Si è celebrata ieri la Giornata internazionale contro la pena di morte: nel 2014 sono state registrate 3.576 esecuzioni capitali, 2.229 nei primi sei mesi del 2015.
Cina, Iran, Arabia Saudita e Pakistan gli Stati col più alto numero di condanne a morte. Tra le tante è drammatica la storia di Ali Mohammed Baqir al-Nimr, attivista sciita di nazionalità saudita condannato a decapitazione e crocifissione poiché accusato di vari crimini. Il Tribunale speciale di Gedda – secondo Amnesty International – si sarebbe basato su una “confessione” estorta con la tortura e maltrattamenti, su cui si è rifiutato di indagare. Il servizio di Francesca Di Folco:
Se fosse eseguita quella del giovane dissidente Ali al-Nimr sarebbe la 115.ma esecuzione sulle 130 condanne a morte ordinate nei primi otto mesi del 2015 in Arabia Saudita. Ali Mohammed al-Nimr, ora ventenne, è stato arrestato ad appena diciassette anni nel 2012, durante una manifestazione sciita a Qatif, nella provincia orientale saudita: è stato accusato di far parte di un’organizzazione terroristica, possesso armi, lancio di bottiglie molotov e di aver usato il suo cellulare per l’organizzazzione della protesta. Secondo i suoi familiari, il ragazzo paga per essere il nipote di un famoso imam sciita, a sua volta imprigionato e decapitato agli inizi della Primavera araba. Le accuse contro Ali al-Nimr, confermate in fase processuale, si basano sulla sua confessione che – denunciano molte Ong – fu estorta con torture e al ragazzo è stato negato un avvocato.

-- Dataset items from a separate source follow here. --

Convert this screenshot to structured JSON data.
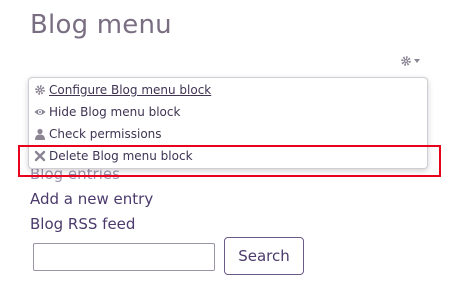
{
  "block": {
    "title": "Blog menu",
    "actions_icon": "gear-icon"
  },
  "menu": {
    "items": [
      {
        "label": "Configure Blog menu block",
        "icon": "gear-icon"
      },
      {
        "label": "Hide Blog menu block",
        "icon": "eye-icon"
      },
      {
        "label": "Check permissions",
        "icon": "user-icon"
      },
      {
        "label": "Delete Blog menu block",
        "icon": "close-icon"
      }
    ]
  },
  "links": {
    "blog_entries": "Blog entries",
    "add_entry": "Add a new entry",
    "rss_feed": "Blog RSS feed"
  },
  "search": {
    "button_label": "Search",
    "input_value": ""
  },
  "colors": {
    "accent": "#4b3a6b",
    "highlight": "#e8001c"
  }
}
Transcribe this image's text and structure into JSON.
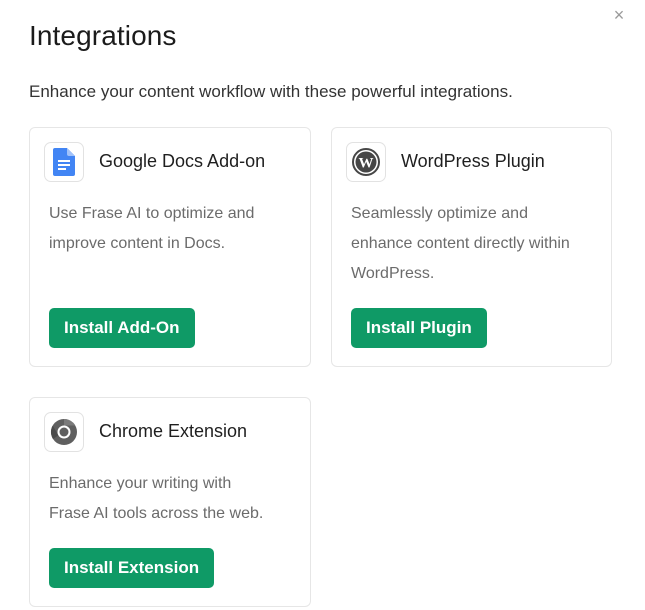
{
  "dialog": {
    "title": "Integrations",
    "subtitle": "Enhance your content workflow with these powerful integrations.",
    "close_symbol": "×"
  },
  "integrations": [
    {
      "name": "Google Docs Add-on",
      "icon": "google-docs-icon",
      "description_lines": [
        "Use Frase AI to optimize and",
        "improve content in Docs."
      ],
      "button_label": "Install Add-On"
    },
    {
      "name": "WordPress Plugin",
      "icon": "wordpress-icon",
      "description_lines": [
        "Seamlessly optimize and",
        "enhance content directly within",
        "WordPress."
      ],
      "button_label": "Install Plugin"
    },
    {
      "name": "Chrome Extension",
      "icon": "chrome-icon",
      "description_lines": [
        "Enhance your writing with",
        "Frase AI tools across the web."
      ],
      "button_label": "Install Extension"
    }
  ],
  "colors": {
    "button_bg": "#0f9a66",
    "button_text": "#ffffff",
    "google_docs_blue": "#4285f4",
    "card_border": "#e6e6e6"
  }
}
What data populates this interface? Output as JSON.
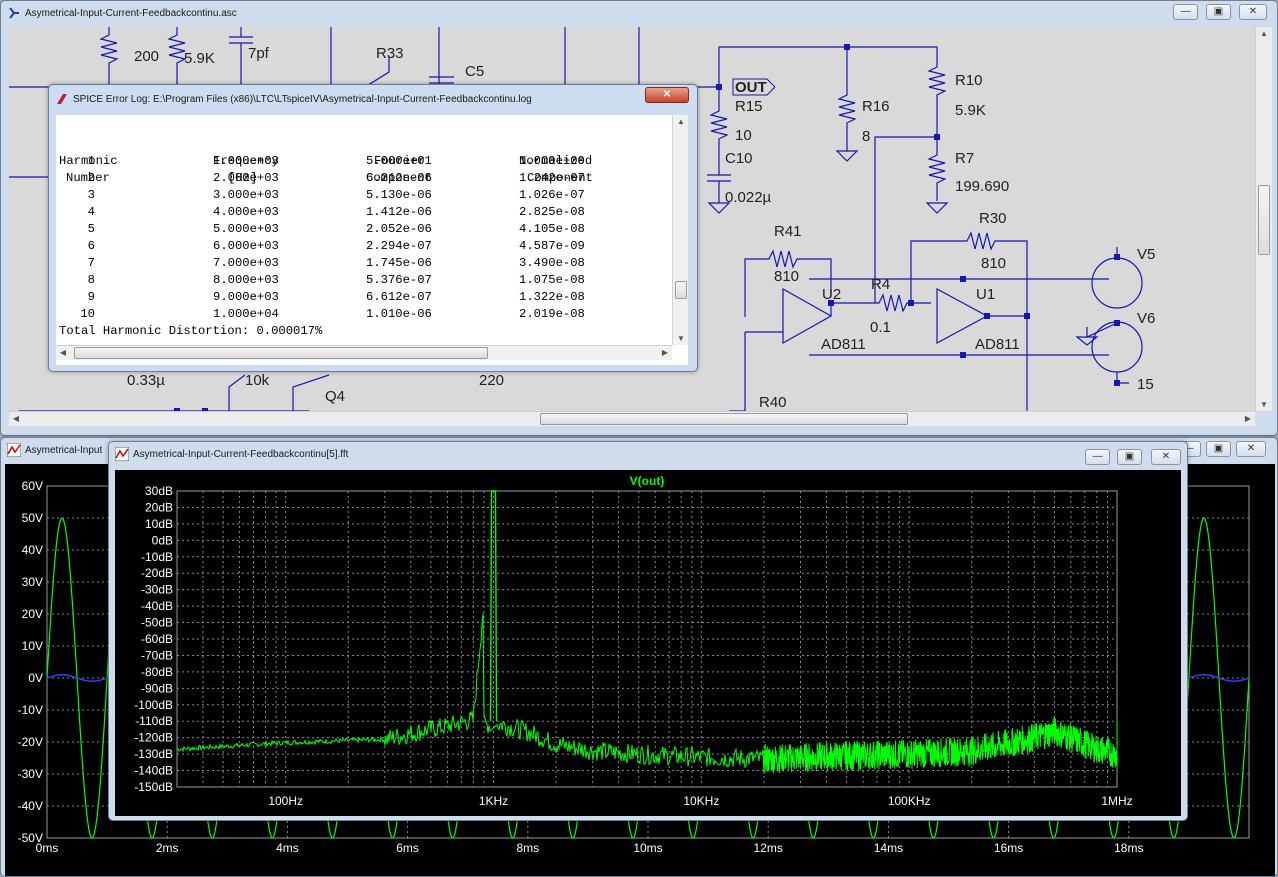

Riccardo Noury , portavoce di Amnesty International Italia:
“Ci sono reali possibilità, a patto che la mobilitazione di opinione pubblica mondiale continui e, soprattutto, che i governi, che hanno maggiore influenza sull’Arabia Saudita facciano presente la loro posizione a questa esecuzione e all’uso della pena di morte in quel Paese che è arbitrario e indiscriminato”.
Tra il 1985 e il 2013 in Arabia Saudita sono state uccise dopo una condanna a morte oltre 2000 persone. Tra l’agosto 2014 e il giugno 2015 ci sono state 175 decapitazioni. Numeri che non hanno impedito però alle Nazioni Unite di nominare l’ambasciatore saudita, Faisal bin Hassan Trad, a capo del Consiglio per i diritti umani dell’Onu nel 2016. Ancora Riccardo Noury:
“Sì, è una nomina che è stata decisa ovviamente con una maggioranza di Paesi che non brillano per rispetto dei diritti umani. E anche se questa funzione deve essere svolta, come tutti gli incarichi individuali, a titolo personale, è difficile immaginare che possa essere espletata secondo criteri di trasparenza, imparzialità e dalla parte dei diritti umani. L’idea che un funzionario saudita sia a capo di coloro che devono nominare gli esperti sui diritti umani è come, in poche parole, se a capo dei vigili del fuoco fosse stato messo un piromane”.